Ankara’nın ilk yürüyen merdiveninin Ulus Anafartalar Çarşısında açılışından, 1956’da Bentderesi’nin taşmasıyla oluşan sele, Von Papen olayından uçak kazasına, 27 Mayıs Darbesine, Sendikalar Yasası’nın çıkarılması için işçilerin Meclisi kuşatmasına kadar Ankara’nın birçok iz bırakan olayını dönemin tanıkları kendi hikayeleriyle anlatıyorlar. Kitapta birçok bürokratı, sanatçıyı, milletvekilini ağırlamış Çiçek Lokantası’ndan Flamingo Pastanesi’ne, Baykal Mağazası’ndan İpekçi Cemal’e hepsinin hikayeleri var. “Hacettepe’de adam keserler, sakın gitmeyin” diye korkutulan da, Hacettepe’de elektrik direğine adam bağlayan da kitapta yer alıyor.

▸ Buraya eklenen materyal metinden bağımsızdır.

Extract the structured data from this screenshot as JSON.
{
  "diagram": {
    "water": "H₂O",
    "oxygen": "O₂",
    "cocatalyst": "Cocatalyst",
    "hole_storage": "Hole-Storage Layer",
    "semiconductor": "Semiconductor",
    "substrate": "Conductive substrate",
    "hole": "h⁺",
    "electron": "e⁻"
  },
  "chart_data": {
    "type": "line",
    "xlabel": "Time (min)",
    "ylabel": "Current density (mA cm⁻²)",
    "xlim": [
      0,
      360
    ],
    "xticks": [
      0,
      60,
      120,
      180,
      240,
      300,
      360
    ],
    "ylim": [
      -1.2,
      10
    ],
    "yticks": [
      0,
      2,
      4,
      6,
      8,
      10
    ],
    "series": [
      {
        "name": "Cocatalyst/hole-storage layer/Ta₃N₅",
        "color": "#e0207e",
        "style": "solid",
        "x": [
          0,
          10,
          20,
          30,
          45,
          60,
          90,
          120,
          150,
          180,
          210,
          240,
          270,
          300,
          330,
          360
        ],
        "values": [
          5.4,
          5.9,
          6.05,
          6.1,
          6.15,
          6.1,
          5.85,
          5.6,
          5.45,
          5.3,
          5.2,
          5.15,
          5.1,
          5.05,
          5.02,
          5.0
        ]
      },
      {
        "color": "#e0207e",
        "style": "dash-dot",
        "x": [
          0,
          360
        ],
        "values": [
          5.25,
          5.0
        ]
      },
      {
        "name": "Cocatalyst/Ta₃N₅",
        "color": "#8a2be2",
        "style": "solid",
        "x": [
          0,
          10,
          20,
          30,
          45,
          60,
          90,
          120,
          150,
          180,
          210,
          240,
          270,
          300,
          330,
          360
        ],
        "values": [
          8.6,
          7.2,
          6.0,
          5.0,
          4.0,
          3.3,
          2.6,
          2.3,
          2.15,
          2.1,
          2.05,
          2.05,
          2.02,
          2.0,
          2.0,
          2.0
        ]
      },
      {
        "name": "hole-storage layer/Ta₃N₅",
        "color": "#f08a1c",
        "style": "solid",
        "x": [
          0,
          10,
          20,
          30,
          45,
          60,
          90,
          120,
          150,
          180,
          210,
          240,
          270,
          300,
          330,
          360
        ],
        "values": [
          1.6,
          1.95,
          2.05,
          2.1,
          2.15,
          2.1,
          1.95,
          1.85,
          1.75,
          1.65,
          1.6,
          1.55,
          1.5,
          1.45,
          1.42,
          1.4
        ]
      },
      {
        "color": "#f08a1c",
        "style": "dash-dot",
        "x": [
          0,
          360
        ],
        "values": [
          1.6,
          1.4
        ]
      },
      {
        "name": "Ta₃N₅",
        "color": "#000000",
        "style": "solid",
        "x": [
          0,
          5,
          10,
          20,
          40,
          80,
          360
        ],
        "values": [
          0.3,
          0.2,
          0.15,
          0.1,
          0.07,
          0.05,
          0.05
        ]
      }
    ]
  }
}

‘ULUS ANKARA’NIN EN GÖZDE SEMTİYDİ’

O dönemler Ulus’un, Ankara’nın en hareketli gözde semti olduğu yıllar. Mağazalar, lokantalar, eğlence yerlerinin önemli kısmı Ulus’ta. Palabıyığın Meyhanesi, Arnavudun Lokantası, Kürdün Meyhanesi, Acemin Bahçesi, Madamın Yeri gibi isimler bugün belki kimseye tanıdık gelmiyor ama o dönemin Ankaralıları için hepsinin yeri ayrı. O dönem Ankara’nın eğlence merkezleri Gençlik Parkı, Atatürk Orman Çiftliği, Papazın Bağı, Şaraphane, gençlerin de uğrak yerleri. Kitap, bugünün Ankaralılarını hiç gitmedikleri belki de hiç duymadıkları yerlerde bir zaman yolculuğuna çıkarıyor. Bugün anlamını yitirmiş yerlerin, o dönemin Ankaralılarının hayatında hepsinin ayrı bir hikayesi var. “Etlik eskilerde bağlık bahçelik bir yer, bağlarda her türlü meyve yetişiyor, meyvelerin tadına doyum olmazdı” diyor o dönemin tanıkları.

SİNEMA VE TİYATRO ANKARALILAR İÇİN VAZGEÇİLMEZDİ

Mimar Kemal İlkokulundan başlayıp Selanik Caddesi’nin köşesinde biten kısacık Hatay Sokak, Türk edebiyatı ve sanatına damgasını vurmuş Adalet Ağaoğlu, Ahmet Kutsi Tecer, Burhan Doğançay, Fahri Aksoy ve daha başkalarına ev sahipliği yapıyor.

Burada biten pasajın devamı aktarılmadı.